In the accompanying statement, the Central Bank said that the current level of the base rate is consistent with the Bank’s 3.0% inflation rate target. Furthermore, the Bank stated that this rate is also supportive of the real economy. The Bank noted that it expects inflation to be close to zero this year, due to ongoing low inflation in international markets, low commodity prices, subdued domestic demand, and a drop in energy prices. Furthermore, the Bank expects inflation to remain low “for a sustained period” before approaching its target rate in the medium term.
The Bank affirmed that, “economic growth is likely to continue,” even though the sanctions against Russia and the countersanctions are slowing down external demand slightly. Improving domestic demand is seen as the main driver of economic growth in the medium term. Investment is expected to grow due to the Funding for Growth Scheme and increased use of EU funding. The Bank expects private consumption to be boosted by an improving labor market and rising real income. In addition, the Bank expects that recent modifications in the legislation on household loans will increase households’ net financial assets.
Regarding its external position, the Bank noted that the current account surplus is expected to remain high due to solid trade surpluses over the coming years. Furthermore, the Bank stated that, “Hungary’s persistently high external financing capacity and the resulting decline in external debt have contributed to the reduction in its vulnerability.”

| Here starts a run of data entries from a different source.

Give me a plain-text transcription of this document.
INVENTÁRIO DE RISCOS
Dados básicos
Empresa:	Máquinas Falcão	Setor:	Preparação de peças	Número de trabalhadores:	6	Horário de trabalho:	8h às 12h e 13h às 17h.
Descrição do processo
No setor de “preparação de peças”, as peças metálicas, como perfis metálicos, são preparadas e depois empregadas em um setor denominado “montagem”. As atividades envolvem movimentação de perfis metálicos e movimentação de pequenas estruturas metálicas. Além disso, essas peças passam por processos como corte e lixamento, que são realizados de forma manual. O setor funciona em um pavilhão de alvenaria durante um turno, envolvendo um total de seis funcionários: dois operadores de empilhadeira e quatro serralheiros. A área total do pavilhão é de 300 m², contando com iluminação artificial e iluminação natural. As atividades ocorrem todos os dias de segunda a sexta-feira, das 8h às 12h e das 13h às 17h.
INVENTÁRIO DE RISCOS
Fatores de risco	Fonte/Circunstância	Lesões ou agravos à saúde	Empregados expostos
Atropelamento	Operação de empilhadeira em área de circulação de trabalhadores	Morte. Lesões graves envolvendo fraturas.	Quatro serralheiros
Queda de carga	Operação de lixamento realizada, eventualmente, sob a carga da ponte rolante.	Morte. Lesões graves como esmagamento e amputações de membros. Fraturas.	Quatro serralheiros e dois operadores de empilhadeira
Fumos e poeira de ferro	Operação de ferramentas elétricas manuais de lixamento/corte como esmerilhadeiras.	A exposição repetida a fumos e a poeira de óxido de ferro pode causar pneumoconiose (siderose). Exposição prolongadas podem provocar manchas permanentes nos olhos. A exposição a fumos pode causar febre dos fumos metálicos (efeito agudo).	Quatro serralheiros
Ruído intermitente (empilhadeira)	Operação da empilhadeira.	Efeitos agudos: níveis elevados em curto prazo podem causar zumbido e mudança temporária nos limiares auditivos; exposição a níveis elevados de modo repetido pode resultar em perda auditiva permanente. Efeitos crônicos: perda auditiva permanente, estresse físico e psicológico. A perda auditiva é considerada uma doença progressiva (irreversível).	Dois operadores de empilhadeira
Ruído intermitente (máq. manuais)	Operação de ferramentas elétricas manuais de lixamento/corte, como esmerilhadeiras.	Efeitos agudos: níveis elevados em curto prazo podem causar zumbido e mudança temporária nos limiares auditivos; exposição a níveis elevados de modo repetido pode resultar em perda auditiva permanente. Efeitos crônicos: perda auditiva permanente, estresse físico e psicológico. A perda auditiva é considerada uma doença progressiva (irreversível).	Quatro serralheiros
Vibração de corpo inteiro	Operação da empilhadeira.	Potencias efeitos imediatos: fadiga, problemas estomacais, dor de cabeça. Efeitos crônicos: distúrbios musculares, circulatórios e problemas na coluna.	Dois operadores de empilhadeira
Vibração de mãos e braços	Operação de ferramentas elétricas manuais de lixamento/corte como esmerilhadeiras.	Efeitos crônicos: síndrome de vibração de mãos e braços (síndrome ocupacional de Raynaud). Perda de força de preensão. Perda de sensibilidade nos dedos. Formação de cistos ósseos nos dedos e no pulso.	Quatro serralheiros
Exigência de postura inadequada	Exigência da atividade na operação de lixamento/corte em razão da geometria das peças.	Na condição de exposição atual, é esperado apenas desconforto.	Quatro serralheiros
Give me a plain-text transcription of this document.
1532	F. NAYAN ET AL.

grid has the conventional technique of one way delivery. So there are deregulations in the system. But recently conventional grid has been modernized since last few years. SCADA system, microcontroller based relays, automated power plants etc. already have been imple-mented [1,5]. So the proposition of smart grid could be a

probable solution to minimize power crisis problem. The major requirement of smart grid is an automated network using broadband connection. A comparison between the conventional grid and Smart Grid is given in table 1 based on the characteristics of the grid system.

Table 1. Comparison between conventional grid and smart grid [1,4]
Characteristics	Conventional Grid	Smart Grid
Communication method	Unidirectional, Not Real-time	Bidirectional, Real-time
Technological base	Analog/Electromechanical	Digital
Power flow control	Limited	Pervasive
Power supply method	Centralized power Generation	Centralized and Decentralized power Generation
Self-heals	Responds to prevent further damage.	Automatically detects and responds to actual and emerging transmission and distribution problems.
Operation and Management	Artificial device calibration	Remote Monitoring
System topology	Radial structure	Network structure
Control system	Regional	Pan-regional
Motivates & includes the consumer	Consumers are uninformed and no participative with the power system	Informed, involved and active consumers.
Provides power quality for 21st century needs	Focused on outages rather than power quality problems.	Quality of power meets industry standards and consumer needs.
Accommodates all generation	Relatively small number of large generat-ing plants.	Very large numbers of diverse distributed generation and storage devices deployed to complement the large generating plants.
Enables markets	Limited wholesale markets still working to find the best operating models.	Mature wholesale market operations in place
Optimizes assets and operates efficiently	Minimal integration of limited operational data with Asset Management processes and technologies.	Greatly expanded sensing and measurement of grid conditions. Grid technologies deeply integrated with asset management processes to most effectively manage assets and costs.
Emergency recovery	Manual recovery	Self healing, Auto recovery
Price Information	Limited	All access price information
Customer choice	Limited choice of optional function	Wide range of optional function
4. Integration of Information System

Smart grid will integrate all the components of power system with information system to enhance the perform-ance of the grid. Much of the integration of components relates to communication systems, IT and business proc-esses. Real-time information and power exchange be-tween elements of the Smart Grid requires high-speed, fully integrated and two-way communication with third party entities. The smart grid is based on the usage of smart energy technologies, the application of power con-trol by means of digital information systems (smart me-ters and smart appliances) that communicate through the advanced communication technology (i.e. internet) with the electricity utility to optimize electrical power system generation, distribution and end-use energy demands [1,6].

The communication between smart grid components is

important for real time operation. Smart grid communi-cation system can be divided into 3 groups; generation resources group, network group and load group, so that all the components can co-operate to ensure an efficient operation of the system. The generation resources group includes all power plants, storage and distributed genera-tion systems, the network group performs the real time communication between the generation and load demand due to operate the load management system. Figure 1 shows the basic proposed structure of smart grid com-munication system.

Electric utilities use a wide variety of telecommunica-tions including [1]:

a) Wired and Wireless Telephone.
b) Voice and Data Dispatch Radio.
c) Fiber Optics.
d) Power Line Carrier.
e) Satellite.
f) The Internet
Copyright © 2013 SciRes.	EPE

The Bank identified three key risks that could influence its future monetary policy stance. Weaker-than-expected growth among Hungary’s trading partners would lead to lower inflation, thus giving room for looser monetary policy. Conversely, international central banks tightening their monetary policy earlier than expected, and stronger-than-expected domestic demand could lead to a tighter monetary policy stance. Nevertheless, the Bank reaffirmed its expectation to maintain a loose monetary policy stance for an extended period of time. The next monetary policy meeting is scheduled for 28 October.